それが本当なら、千里と千明の仲の悪さは、根の深いものになる。ただの兄弟喧嘩で仲が悪くなるのとはまた違う。

じりっと雲雀が仁に近付いた。
びくっと仁が反応する。

「今度は忘れるなよ、仁」
雲雀は仁を犯すことをやめたわけではなかった。

「忘れるなよ」
雲雀の手が無防備な場所に触れ、握られた。
そして亀頭に爪をたてられた。

「……っ!!」
雲雀の手を剥がそうにも駄目だった。雲雀の手は巧みに仁を追い上げたのだ。

快感が這い上がり上手く力が出ない。

「ひ」
名前を呼ぶ前に雲雀は手を離した。

「なぁ、フェラされたことあるか?」
「はっ、あ?」
「千里に。ないだろうな。あいつはされても自分からはしないだろ」
そう言い放つと雲雀は仁のものを口にした。

「!? 雲雀さっ」
「黙ってろ。してやるよ」
くわえたまま雲雀は答え、ねっとりとキャンディを舐めるように根元から舐めていく。

カリまで舐められてピクリと反応する。

亀頭を唇で挟み、れろっと舐められるのがわかる。

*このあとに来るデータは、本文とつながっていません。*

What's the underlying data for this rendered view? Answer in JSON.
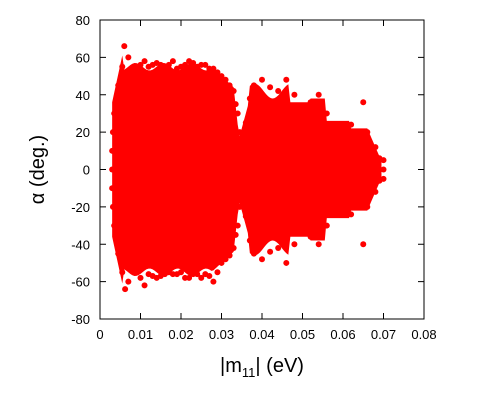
{
  "chart_data": {
    "type": "scatter",
    "title": "",
    "xlabel": {
      "prefix": "|m",
      "subscript": "11",
      "suffix": "| (eV)"
    },
    "ylabel": "α (deg.)",
    "xlim": [
      0,
      0.08
    ],
    "ylim": [
      -80,
      80
    ],
    "xticks": [
      0,
      0.01,
      0.02,
      0.03,
      0.04,
      0.05,
      0.06,
      0.07,
      0.08
    ],
    "xtick_labels": [
      "0",
      "0.01",
      "0.02",
      "0.03",
      "0.04",
      "0.05",
      "0.06",
      "0.07",
      "0.08"
    ],
    "yticks": [
      -80,
      -60,
      -40,
      -20,
      0,
      20,
      40,
      60,
      80
    ],
    "ytick_labels": [
      "-80",
      "-60",
      "-40",
      "-20",
      "0",
      "20",
      "40",
      "60",
      "80"
    ],
    "grid": false,
    "legend": "none",
    "color": "#ff0000",
    "series": [
      {
        "region_note_free": true,
        "points": [
          [
            0.003,
            0.0
          ],
          [
            0.003,
            10.0
          ],
          [
            0.003,
            -10.0
          ],
          [
            0.0032,
            20.0
          ],
          [
            0.0032,
            -20.0
          ],
          [
            0.0035,
            30.0
          ],
          [
            0.0035,
            -30.0
          ],
          [
            0.004,
            36.0
          ],
          [
            0.004,
            -36.0
          ],
          [
            0.0045,
            45.0
          ],
          [
            0.0045,
            -45.0
          ],
          [
            0.0055,
            55.0
          ],
          [
            0.0055,
            -55.0
          ],
          [
            0.006,
            66.0
          ],
          [
            0.0062,
            -64.0
          ],
          [
            0.007,
            60.0
          ],
          [
            0.007,
            -60.0
          ],
          [
            0.008,
            50.0
          ],
          [
            0.008,
            -50.0
          ],
          [
            0.009,
            54.0
          ],
          [
            0.009,
            -54.0
          ],
          [
            0.01,
            56.0
          ],
          [
            0.01,
            -58.0
          ],
          [
            0.011,
            58.0
          ],
          [
            0.011,
            -62.0
          ],
          [
            0.012,
            55.0
          ],
          [
            0.012,
            -56.0
          ],
          [
            0.013,
            56.0
          ],
          [
            0.013,
            -57.0
          ],
          [
            0.014,
            57.0
          ],
          [
            0.014,
            -58.0
          ],
          [
            0.015,
            56.0
          ],
          [
            0.015,
            -57.0
          ],
          [
            0.016,
            54.0
          ],
          [
            0.016,
            -56.0
          ],
          [
            0.017,
            56.0
          ],
          [
            0.017,
            -55.0
          ],
          [
            0.018,
            58.0
          ],
          [
            0.018,
            -56.0
          ],
          [
            0.019,
            54.0
          ],
          [
            0.019,
            -56.0
          ],
          [
            0.02,
            55.0
          ],
          [
            0.02,
            -55.0
          ],
          [
            0.021,
            56.0
          ],
          [
            0.021,
            -58.0
          ],
          [
            0.022,
            58.0
          ],
          [
            0.022,
            -58.0
          ],
          [
            0.023,
            57.0
          ],
          [
            0.023,
            -56.0
          ],
          [
            0.024,
            55.0
          ],
          [
            0.024,
            -56.0
          ],
          [
            0.025,
            56.0
          ],
          [
            0.025,
            -58.0
          ],
          [
            0.026,
            56.0
          ],
          [
            0.026,
            -56.0
          ],
          [
            0.027,
            54.0
          ],
          [
            0.027,
            -57.0
          ],
          [
            0.028,
            54.0
          ],
          [
            0.028,
            -60.0
          ],
          [
            0.029,
            52.0
          ],
          [
            0.029,
            -55.0
          ],
          [
            0.03,
            50.0
          ],
          [
            0.03,
            -50.0
          ],
          [
            0.031,
            48.0
          ],
          [
            0.031,
            -48.0
          ],
          [
            0.032,
            45.0
          ],
          [
            0.032,
            -46.0
          ],
          [
            0.033,
            42.0
          ],
          [
            0.033,
            -42.0
          ],
          [
            0.0335,
            35.0
          ],
          [
            0.0335,
            -35.0
          ],
          [
            0.034,
            30.0
          ],
          [
            0.034,
            -30.0
          ],
          [
            0.0345,
            20.0
          ],
          [
            0.0345,
            -20.0
          ],
          [
            0.035,
            10.0
          ],
          [
            0.035,
            -10.0
          ],
          [
            0.035,
            0.0
          ],
          [
            0.036,
            25.0
          ],
          [
            0.036,
            -25.0
          ],
          [
            0.037,
            38.0
          ],
          [
            0.037,
            -38.0
          ],
          [
            0.038,
            45.0
          ],
          [
            0.038,
            -45.0
          ],
          [
            0.04,
            48.0
          ],
          [
            0.04,
            -48.0
          ],
          [
            0.042,
            44.0
          ],
          [
            0.042,
            -44.0
          ],
          [
            0.044,
            42.0
          ],
          [
            0.044,
            -42.0
          ],
          [
            0.046,
            48.0
          ],
          [
            0.046,
            -50.0
          ],
          [
            0.048,
            40.0
          ],
          [
            0.048,
            -40.0
          ],
          [
            0.05,
            30.0
          ],
          [
            0.05,
            -30.0
          ],
          [
            0.052,
            36.0
          ],
          [
            0.052,
            -36.0
          ],
          [
            0.054,
            40.0
          ],
          [
            0.054,
            -40.0
          ],
          [
            0.056,
            30.0
          ],
          [
            0.056,
            -30.0
          ],
          [
            0.058,
            24.0
          ],
          [
            0.058,
            -24.0
          ],
          [
            0.06,
            20.0
          ],
          [
            0.06,
            -20.0
          ],
          [
            0.062,
            24.0
          ],
          [
            0.062,
            -24.0
          ],
          [
            0.065,
            36.0
          ],
          [
            0.065,
            -40.0
          ],
          [
            0.066,
            20.0
          ],
          [
            0.066,
            -20.0
          ],
          [
            0.068,
            12.0
          ],
          [
            0.068,
            -12.0
          ],
          [
            0.07,
            5.0
          ],
          [
            0.07,
            -5.0
          ],
          [
            0.07,
            0.0
          ],
          [
            0.069,
            6.0
          ],
          [
            0.069,
            -6.0
          ],
          [
            0.054,
            10.0
          ],
          [
            0.054,
            -10.0
          ],
          [
            0.046,
            10.0
          ],
          [
            0.046,
            -10.0
          ],
          [
            0.038,
            20.0
          ],
          [
            0.038,
            -20.0
          ]
        ]
      }
    ]
  }
}
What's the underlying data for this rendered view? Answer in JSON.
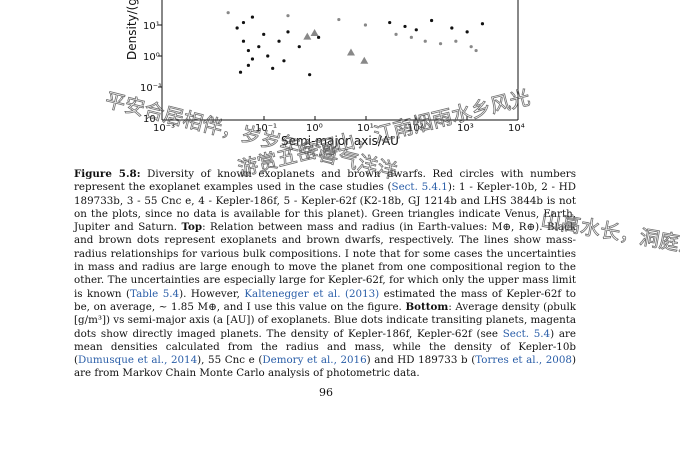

そして吸い上げられた。

「気持ちいいだろ」
にぃ、と笑って今度は上下に扱かれる。雲雀の舌使いはあっという間に仁を頂点に押し上げる。

仁は首を振った。

馬鹿にしたように鼻で笑い、
「どこまで我慢できるか見てやるよ」
と、雲雀は仁の足を割る。

仁は逃げを打つが、雲雀の右手が仁自身をぐっと握り込んだ。

「逃げるなよ。なぁ、仁」
雲雀の目は笑っていなかった。草食動物を狙う獣の目をしていた。

見たこと、ある。
この瞳を。

あの時も雲雀はこんな目をして仁を見た。

「心臓、捻り潰してやりたいね。千里がどんな顔するのか、見てみたい」
仁にのしかかり、心臓のある左側に体重をかけてくる。

息苦しくなる。

「ひばり、さんっ」
「サイコーだよな」
「ひばり、さんは、千里に、どうして欲しいんだよ!!」
「決まってる」
ふっと息苦しさが解消される。

「死」
仁の顔が強張る。それを見て雲雀は声を上げて笑った。